The other end of the geographical scale is to use the tools and resources of the digital ecosystem to build a what you call a "topical vertical" as we have done with Hearts of Space. This approach provides the same service to users world-wide. Theoretically this is the best way to build out a "global niche."
[In fact, HoS now has customers on every continent, though they are still few in number because we do not have a corresponding history and broadcast presence on those continents, and we still charge a subscription fee for full use of our service. We are too small to be viable with advertising.]
The question you pose of whether to pursue a local vs. topical service is one to be decided by personal preference of the service creators, along with a realistic assessment of resources and funding potentials, not any yardstick for measuring either absolute value or opportunity cost.
The one point I would make (the same one I was trying to make to the public media establishment at the previous IMA conferences) — is that imagining and building larger scale aggregated services for public service audio and video programming (and related multi-media and text content) presents literally a "once in a lifetime" opportunity to secure and expand the potential public service and the financial base of the entire public media network.
To see this opportunity languish, be ignored or not even recognized, is to me a shocking failure of this generation of public media professionals.
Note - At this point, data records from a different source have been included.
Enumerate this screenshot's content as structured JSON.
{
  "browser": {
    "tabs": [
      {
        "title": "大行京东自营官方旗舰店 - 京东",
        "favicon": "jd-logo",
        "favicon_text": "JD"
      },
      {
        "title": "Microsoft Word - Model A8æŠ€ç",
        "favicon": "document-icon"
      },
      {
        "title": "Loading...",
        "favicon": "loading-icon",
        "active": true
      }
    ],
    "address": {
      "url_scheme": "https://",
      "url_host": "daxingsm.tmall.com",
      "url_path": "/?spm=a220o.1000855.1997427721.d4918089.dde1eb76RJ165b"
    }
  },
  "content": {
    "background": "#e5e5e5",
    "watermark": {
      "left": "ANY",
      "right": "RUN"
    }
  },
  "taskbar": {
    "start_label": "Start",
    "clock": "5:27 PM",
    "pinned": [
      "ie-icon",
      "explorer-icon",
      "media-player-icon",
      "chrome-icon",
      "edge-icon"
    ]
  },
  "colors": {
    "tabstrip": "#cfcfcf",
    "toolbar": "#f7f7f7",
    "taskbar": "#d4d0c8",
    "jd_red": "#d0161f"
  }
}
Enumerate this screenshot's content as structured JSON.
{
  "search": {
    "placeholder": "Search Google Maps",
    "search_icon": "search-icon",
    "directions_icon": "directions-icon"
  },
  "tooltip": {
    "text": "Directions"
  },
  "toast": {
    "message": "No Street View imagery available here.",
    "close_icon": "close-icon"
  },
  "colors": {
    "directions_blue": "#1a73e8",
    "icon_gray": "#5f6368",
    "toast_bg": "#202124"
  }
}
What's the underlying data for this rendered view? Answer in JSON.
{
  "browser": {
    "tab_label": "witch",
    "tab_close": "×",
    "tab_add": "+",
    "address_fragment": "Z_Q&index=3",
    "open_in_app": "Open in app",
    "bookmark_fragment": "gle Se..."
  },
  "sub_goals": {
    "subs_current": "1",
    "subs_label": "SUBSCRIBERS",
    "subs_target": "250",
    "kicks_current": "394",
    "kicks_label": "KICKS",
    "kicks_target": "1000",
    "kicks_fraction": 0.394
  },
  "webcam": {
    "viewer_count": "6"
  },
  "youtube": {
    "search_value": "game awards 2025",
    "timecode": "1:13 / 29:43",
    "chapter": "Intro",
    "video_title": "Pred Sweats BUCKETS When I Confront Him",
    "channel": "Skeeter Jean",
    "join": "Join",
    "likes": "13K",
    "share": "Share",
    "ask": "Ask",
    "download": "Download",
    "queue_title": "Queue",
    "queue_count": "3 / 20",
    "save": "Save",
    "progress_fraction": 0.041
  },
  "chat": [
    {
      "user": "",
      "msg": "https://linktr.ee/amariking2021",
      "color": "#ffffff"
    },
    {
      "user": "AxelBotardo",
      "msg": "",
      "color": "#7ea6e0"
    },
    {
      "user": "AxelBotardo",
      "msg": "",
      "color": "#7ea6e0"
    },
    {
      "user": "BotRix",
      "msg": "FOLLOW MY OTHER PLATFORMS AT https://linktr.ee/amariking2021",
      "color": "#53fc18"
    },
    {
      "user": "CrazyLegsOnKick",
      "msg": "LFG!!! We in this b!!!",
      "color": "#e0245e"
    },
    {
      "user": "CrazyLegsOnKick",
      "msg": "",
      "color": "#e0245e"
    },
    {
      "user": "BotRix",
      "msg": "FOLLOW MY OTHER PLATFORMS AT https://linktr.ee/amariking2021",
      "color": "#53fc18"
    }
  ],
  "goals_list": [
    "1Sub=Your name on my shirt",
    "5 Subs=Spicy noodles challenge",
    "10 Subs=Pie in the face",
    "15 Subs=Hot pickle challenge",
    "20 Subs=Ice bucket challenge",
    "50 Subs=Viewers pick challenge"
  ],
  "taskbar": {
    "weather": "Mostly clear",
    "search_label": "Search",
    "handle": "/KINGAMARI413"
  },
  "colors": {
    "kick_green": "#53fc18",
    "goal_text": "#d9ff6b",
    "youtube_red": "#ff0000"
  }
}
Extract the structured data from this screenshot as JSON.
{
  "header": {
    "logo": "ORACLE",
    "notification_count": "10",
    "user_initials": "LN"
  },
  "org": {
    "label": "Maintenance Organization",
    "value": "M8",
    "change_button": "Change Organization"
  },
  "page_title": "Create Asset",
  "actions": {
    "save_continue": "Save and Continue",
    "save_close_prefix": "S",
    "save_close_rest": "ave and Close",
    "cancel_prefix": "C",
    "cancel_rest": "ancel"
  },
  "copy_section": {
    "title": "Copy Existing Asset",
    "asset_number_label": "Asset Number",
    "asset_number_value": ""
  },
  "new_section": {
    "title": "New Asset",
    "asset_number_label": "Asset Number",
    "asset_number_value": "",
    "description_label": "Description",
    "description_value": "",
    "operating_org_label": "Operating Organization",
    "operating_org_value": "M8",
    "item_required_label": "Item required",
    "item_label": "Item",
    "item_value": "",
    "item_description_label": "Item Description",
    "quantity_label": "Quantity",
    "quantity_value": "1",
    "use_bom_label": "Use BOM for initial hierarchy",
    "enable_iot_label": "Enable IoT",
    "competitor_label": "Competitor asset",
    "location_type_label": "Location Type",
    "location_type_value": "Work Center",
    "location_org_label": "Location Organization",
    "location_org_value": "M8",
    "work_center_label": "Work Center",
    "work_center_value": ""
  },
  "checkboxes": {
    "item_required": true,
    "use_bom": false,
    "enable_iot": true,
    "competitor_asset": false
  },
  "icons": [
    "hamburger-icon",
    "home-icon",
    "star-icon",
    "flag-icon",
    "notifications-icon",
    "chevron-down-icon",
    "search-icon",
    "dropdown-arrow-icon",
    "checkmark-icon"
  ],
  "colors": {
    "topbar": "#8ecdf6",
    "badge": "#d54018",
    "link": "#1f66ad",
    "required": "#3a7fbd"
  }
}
When compared to the generation that created PBS and NPR, the network of local affiliates, the distribution infrastructure, programs and policies that built the existing system during the decades from the early 1960s to the 1990s — it is a very sad performance indeed.
The brilliance, the courage, the insight and the sheer ambition of the creators of the Internet and the services that have grown and flourished there — the ones like Wikipedia that we admire and cite for inspiration and guidance at public media conferences — is nowhere to be found these days in public media. This despite seven years of effort by the IMA, and dozens of articulate spokespersons for systemwide cooperation to seize the opportunities presented by the Internet to broaden, deepen and secure the core mission of public media.
So in my opinion, you won't find the answer to your question by tinkering with local vs. topical service model distinctions. The answers are discovered over time by those who plunge into digital media and web application development, understand deeply the nature of networks and the potentials of programming languages, communication protocols and IP technologies — and then reconcile them with an insightful understanding of public needs and the public good, by creating innovative new applications and services.
If you read the origin stories of successful web sites, applications and services, you will find that the creators and designers of these innovations were almost always "skilled mavericks." They understand the nature of networks, the wisdom of crowds, the longing of individuals for better, more efficient, more enjoyable online experiences. They are dissatisfied with the status quo. They find a need and design and build a solution using the tools available.
From what I know about you, you are adequately steeped in the values of public broadcasting, and reasonably up to date on the state of Internet technologies and culture. So my advice is not to worry about what you are going to do for public media in Anchorage or elsewhere, but to jump into the new game and onto the field in play. That field is online. It's a magic place where new things are possible and even welcomed. Imagine that! Compare.
Pack light. Just bring your public media values with you, and the answers will present themselves.